The Yankees’ farm system is not quite at its best, but it’s very good and deep. There are lots of pitchers and high-upside middle infielders, but since baseball always makes some room for potential surprises and breakthrough performers, we will mention the five prospects currently not on the team’s top 10 who could make that list at the end of 2022.
Newly-signed Roderick Arias is likely to immediately pop into the top 10 whenever evaluators and specialized sites update their lists, so he wasn’t considered for this particular exercise.
Alexander Vargas, SS
Alexander Vargas is one of many shortstop prospects in the Yankees’ system, but few players possess his athleticism. That’s precisely the quality that gives him a high ceiling and a fair chance to reach it with patience and hard work.
As long as Vargas can keep adding game power, he could sneak in the Yankees’ top 10 prospects list by the end of the year. The switch-hitter was good in the Florida Complex League in 2021, hitting .273/.362/.393 with three homers, 17 stolen bases and a 105 wRC+ in 147 plate appearances.
He did that as a 19-year old, as he just turned 20 in October. His defense is already very, very good at a premium position, so adding some power will likely be the difference between being a solid MLB contributor and a star. He is definitely one to watch.
Beck Way, P
The 22-year-old Beck Way is expected to open the season in High-A, after dominating in Low-A (2.68 ERA and 10.34 K/9, albeit with a 5.55 BB/9 in 47 innings) but struggling in 16.1 frames with the Renegades (7.71 ERA).
He has a big fastball with some ride that he can get all the way up to 97 mph, plus a very projectable frame. His changeup is better than his slider when it comes to secondaries, but it’s clear that he has some swing and miss in his game.
Improving his control and command will likely define his future role, as there is some reliever risk here. Still, he remains an upside arm to watch and he could easily climb up the prospects ladder.
Anthony García, OF
Anthony García is the ultimate three true outcomes hitter. Between two levels (the rookie-level Florida Complex League and Low-A), he slashed .306/.444/.678, with 14 home runs in just 39 games. However, it came at the expense of a 32.6 percent strikeout rate.

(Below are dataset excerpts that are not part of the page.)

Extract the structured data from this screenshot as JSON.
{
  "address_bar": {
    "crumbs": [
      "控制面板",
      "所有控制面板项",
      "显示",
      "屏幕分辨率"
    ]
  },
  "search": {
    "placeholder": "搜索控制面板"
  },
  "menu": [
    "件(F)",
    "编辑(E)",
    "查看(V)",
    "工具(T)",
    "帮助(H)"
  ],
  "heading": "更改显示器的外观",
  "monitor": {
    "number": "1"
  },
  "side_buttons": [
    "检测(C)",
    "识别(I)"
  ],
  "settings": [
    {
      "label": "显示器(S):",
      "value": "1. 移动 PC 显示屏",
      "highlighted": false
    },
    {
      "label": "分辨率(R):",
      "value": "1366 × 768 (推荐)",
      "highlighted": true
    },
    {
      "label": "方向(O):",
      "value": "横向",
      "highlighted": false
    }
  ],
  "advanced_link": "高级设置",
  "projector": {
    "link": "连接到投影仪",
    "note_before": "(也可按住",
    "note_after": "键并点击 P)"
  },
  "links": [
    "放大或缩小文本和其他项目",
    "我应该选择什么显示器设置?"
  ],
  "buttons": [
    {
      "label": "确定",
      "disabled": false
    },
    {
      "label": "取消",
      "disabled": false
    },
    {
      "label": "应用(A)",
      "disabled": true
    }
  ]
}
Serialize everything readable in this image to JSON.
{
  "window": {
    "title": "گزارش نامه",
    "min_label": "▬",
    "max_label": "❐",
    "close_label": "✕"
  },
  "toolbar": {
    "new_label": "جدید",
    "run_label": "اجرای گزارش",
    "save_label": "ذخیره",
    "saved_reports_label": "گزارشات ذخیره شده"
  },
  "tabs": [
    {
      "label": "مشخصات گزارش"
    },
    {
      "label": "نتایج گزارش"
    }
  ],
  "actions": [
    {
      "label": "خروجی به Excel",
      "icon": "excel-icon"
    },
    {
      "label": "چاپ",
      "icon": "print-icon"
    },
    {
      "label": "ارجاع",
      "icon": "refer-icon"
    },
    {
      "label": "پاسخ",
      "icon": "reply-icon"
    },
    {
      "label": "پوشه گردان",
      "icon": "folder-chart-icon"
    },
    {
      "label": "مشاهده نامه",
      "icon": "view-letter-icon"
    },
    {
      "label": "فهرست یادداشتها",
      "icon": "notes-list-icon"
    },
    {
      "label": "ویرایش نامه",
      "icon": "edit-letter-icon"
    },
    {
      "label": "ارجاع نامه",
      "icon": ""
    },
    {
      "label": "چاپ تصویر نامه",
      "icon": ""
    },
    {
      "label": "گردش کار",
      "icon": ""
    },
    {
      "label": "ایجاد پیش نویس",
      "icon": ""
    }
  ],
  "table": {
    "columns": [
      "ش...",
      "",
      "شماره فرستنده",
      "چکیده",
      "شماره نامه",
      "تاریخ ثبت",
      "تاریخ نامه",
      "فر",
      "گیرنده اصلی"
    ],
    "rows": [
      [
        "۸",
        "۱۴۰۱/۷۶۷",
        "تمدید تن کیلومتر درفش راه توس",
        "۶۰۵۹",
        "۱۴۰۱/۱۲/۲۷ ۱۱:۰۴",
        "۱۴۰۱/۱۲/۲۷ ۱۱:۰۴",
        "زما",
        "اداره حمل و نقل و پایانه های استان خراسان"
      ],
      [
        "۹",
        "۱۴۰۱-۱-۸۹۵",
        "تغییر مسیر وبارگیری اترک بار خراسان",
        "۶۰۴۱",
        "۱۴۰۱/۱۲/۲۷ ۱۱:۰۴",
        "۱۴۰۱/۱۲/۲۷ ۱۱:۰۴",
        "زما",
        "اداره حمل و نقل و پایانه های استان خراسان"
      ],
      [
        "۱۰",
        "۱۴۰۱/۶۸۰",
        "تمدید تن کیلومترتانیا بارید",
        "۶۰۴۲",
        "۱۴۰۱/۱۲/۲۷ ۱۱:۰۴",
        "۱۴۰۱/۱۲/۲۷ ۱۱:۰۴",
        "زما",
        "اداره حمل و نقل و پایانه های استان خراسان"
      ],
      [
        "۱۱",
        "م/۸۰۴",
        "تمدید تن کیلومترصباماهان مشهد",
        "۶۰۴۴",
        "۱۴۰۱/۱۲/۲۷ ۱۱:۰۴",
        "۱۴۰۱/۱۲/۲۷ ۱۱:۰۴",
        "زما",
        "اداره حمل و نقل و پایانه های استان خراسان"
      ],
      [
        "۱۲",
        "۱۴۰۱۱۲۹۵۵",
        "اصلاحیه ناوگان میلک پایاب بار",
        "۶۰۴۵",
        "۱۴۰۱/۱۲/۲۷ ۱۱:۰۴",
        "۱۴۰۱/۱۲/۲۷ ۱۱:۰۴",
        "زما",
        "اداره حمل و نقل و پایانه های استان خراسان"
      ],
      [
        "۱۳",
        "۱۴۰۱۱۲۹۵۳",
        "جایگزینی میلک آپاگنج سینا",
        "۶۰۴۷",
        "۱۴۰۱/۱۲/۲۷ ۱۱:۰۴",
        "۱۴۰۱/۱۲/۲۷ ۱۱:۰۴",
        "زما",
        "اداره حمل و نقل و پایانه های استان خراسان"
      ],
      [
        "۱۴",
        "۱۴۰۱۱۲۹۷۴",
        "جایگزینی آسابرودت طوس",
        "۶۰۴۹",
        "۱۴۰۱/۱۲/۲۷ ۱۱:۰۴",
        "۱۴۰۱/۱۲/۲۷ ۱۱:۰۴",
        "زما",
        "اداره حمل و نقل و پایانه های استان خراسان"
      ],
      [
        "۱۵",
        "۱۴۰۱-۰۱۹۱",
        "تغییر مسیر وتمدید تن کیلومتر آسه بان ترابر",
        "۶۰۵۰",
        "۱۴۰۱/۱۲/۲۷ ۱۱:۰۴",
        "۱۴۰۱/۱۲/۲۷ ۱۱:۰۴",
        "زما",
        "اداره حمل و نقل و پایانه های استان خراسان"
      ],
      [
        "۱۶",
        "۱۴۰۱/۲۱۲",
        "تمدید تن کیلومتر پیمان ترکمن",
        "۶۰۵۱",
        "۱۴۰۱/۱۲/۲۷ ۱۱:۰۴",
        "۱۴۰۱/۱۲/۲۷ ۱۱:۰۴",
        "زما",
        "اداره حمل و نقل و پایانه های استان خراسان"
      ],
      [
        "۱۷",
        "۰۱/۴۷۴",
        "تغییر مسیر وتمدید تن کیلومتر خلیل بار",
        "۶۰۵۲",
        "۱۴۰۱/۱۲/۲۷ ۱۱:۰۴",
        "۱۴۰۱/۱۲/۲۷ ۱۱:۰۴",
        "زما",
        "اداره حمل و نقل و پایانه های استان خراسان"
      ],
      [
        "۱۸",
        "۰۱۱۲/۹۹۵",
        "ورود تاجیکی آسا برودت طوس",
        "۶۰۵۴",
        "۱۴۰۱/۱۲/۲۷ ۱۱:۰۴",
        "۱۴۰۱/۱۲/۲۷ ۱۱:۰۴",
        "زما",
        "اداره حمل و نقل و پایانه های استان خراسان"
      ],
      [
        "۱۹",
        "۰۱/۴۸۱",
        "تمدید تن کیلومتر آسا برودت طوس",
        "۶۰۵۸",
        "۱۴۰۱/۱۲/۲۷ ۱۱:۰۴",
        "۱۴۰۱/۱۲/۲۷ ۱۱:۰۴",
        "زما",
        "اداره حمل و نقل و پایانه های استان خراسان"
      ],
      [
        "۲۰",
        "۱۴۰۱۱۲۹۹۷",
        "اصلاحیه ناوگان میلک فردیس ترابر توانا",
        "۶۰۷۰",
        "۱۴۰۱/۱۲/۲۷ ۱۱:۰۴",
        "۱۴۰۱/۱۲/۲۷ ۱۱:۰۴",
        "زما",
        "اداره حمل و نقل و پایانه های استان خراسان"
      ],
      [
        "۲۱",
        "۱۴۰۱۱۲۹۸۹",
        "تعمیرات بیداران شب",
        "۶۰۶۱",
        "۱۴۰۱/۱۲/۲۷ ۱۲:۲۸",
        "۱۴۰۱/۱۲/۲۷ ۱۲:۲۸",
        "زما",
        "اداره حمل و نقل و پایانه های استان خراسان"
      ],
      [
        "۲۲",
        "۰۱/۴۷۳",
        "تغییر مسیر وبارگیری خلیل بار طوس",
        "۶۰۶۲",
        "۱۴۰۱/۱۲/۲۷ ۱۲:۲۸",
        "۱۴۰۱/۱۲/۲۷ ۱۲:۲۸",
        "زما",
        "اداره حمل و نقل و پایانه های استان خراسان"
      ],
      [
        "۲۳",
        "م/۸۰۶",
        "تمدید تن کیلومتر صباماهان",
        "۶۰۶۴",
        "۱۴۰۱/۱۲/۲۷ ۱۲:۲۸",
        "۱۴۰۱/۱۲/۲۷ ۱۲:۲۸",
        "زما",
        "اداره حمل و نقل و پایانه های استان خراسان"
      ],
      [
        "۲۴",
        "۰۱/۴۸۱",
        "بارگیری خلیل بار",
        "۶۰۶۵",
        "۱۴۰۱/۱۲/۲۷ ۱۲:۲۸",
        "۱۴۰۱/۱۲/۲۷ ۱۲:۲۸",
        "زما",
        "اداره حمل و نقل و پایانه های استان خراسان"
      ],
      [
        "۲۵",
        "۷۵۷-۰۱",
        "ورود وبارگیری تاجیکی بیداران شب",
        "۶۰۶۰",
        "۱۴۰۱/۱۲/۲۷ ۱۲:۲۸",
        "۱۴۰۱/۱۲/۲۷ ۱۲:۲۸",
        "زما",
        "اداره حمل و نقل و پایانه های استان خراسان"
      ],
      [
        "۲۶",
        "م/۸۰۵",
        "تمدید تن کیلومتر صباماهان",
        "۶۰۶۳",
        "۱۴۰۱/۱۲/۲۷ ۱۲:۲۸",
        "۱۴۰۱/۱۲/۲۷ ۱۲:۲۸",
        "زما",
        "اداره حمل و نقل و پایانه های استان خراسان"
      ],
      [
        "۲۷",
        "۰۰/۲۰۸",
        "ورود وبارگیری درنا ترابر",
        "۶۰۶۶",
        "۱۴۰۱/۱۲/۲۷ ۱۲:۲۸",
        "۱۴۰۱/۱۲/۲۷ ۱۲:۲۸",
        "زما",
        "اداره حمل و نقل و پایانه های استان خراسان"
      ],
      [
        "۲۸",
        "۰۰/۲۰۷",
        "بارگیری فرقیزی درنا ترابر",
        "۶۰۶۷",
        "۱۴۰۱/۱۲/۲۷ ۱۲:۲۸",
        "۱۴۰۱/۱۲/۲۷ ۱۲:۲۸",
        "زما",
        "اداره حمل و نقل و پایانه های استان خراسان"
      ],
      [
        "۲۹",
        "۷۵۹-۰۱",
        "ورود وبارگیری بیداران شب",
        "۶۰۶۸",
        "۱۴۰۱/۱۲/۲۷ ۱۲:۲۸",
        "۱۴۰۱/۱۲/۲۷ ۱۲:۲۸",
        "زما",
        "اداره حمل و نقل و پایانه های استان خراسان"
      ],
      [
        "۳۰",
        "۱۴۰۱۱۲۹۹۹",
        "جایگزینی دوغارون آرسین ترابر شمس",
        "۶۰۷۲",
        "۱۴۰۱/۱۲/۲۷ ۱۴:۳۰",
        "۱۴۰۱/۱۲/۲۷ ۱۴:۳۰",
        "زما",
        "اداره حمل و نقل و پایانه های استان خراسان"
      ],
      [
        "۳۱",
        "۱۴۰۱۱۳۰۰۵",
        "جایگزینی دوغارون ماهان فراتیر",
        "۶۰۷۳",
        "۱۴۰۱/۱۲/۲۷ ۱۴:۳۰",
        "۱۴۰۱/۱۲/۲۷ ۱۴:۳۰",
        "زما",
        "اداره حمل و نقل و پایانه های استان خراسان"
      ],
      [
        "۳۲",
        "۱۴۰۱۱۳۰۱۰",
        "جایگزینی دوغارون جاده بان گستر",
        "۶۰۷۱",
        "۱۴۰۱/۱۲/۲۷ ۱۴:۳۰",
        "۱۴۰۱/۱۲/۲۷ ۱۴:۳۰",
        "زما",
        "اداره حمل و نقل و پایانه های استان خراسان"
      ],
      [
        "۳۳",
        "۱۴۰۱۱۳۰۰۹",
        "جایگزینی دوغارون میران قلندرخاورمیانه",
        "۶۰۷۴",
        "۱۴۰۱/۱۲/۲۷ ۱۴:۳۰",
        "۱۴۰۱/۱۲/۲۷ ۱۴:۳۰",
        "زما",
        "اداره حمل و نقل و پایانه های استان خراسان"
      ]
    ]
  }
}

He did draw walks at a 20.2 percent rate, so there is definitely something to work with here. His 36.8 percent strikeout rate in full-season ball (Low-A Tampa) is definitely worrisome, but if he can find a way to cut it and make more consistent contact, García could take off.
Here is FanGraphs’ Eric Longenhagen evaluation of García in his recent Yankees’ prospect list, where he ranked him 21st: “A 6-foot-6, switch-hitting leviathan, if Garcia doesn’t have 80 raw power now, he will in the next few years. He is still sushi raw, but there are maybe two or three other switch hitters on the planet with this kind of power (Garcia, Oneil Cruz, Elly De La Cruz).” He could be an exciting one.
Randy Vásquez, P
Randy Vásquez was 20th in both FanGraphs’ and MLB’s 2021 list, as we wait for the 2022 report. Here is a glimpse of his stuff, per MLB: “Vasquez has one of the best curveballs in the system, featuring power (78-82 mph) and depth produced by spin rates that repeatedly top 3100 rpm. He imparts plenty of spin on his four-seam fastball as well, which has improved from 88-90 mph when he signed to sitting at 93-94 mph and peaking at 96. His changeup has good action but often is too firm in the upper 80s and he has difficulty throwing it for strikes.”
The Yankees’ spin king had an excellent 2021, with a 2.52 ERA in 107.1 innings between three levels: Low-A, High-A, and Double-A. He also struck out 130 hitters, and while he wasn’t quite as sharp in Somerset (4.22 ERA, 4.08 FIP in 21.1 frames) as he was in A-ball, he has plenty of promise and could break through in 2022.
Antonio Gómez, C
The 20-year-old Antonio Gómez has become famous on Yankees Twitter because of his frequent posts about how much he loves being a part of the organization, which is cool. But he backs up his feelings with enormous talent, especially throwing the ball: he has an 80-grade arm and an extremely quick pop time. He is also fluid behind the plate, even if he is not the best athlete.
Scouts and evaluators, like Longenhagen, think his swing is geared for power. In 2021, he was solid in the Florida Complex League (.305/.416/.474 with a 141 wRC+ in 29 games) but struggled in Low-A (.197/.310/.328 with an 80 wRC+ in 17 games). He could definitely break out in 2022, though.